I wish I could have told you
How and when they crossed the line
When I became a piece of meat
On which they tried to dine
But I learned from experience
That you never took my side
That you always tried to blame me
As if I had something to hide
You should have been my comfort
It should have made you mad
Because I was a victim
Because it made me sad
Instead I kept it quiet
The way you taught me to
For fear that you would blame me
Just like you used to do
Of course I don't know how you would have reacted because I was too scared to tell you. Too afraid you would try to shame me and say that it must have been something I did, or said, or wore. Or maybe even just "my vibe." Sometimes I did play a part as a people pleaser or because I was totally caught off guard and didn't know how to react. Because I was scared of the consequences if I made the wrong person mad. My weakness is that I see the good in everybody and it makes it hard for me to process when good people do bad things. But the world isn't black-and-white and while I will always see the good first, I realize I cannot be this naive. Nor can I let it harden me the way that heartbreak has hardened you.
As I write this I realize that this is how young girls feel when they are taken advantage of. When they don't say anything for 20 years.
I can only wish that I could talk to you at this point because you aren't even here for me to talk to about this. Maybe one day you will hear my story without judgment or shame.
(I have very supportive parents whom I feel I can share most things with but not everyone has that.)

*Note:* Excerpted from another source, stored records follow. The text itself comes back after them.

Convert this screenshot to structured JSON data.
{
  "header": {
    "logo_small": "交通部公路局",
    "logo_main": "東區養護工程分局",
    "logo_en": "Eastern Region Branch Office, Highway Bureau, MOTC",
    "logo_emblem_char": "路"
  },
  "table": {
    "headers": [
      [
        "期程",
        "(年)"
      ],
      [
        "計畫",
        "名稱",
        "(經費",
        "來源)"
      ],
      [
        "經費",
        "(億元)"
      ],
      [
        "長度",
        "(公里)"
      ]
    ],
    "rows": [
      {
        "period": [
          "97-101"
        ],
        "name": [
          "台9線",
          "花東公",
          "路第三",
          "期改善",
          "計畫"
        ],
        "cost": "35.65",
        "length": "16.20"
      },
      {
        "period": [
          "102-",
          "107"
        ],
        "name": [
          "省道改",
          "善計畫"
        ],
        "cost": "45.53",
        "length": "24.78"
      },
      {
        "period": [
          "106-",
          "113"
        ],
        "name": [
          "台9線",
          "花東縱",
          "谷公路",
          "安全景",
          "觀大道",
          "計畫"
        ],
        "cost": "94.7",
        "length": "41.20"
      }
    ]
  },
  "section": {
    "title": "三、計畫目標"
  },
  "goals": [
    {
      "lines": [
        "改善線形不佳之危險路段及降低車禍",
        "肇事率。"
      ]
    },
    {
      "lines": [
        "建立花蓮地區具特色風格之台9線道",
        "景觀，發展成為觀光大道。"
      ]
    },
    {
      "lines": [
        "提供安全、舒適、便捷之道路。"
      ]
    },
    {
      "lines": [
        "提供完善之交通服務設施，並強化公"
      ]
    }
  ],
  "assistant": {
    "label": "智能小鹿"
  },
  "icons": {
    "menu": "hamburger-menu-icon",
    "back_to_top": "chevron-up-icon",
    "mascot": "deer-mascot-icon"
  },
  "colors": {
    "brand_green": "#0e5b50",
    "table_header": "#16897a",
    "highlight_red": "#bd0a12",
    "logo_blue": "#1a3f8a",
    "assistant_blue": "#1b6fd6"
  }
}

Note: I am lucky that I am not a victim of sexual assault but I, like most women, have had many #metoo moments of harassment or inappropriate actions/words. What I do see are men, often times men in power, who take advantage of women or read into friendliness as a sign that she wants to sleep with them. I am always disappointed when men cross a line and I might tell close female friends but I rarely tell men because, in my experience, they never understand or they assume the woman invited it (this is just my experience I know there are tons of awesome men out there who are "woke"). During this last year, as I beat myself up in therapy over every single thing I may have done wrong, I realized that I have to forgive myself for when I was too friendly (people pleaser!) or even subconsciously flirtatious with men. It's something I am still working on because my intention isn't to flirt, it is to show the person I am paying attention and that is sometimes misread. Unfortunately, I am uncomfortable with confrontation when it comes to inappropriate behavior but it does not mean that men have permission to touch me, proposition me or even talk sexually to me. I know it's a fine line but I think the best thing a man can do is ask. If the answer is no, or of the person is married, then do not persist. And, men, if you are married, please, leave your wife if you are looking outside of the marriage. Even if you don't love her anymore, she deserves more. And that person you're propositioning or touching or talking inappropriately to? She deserves more, too.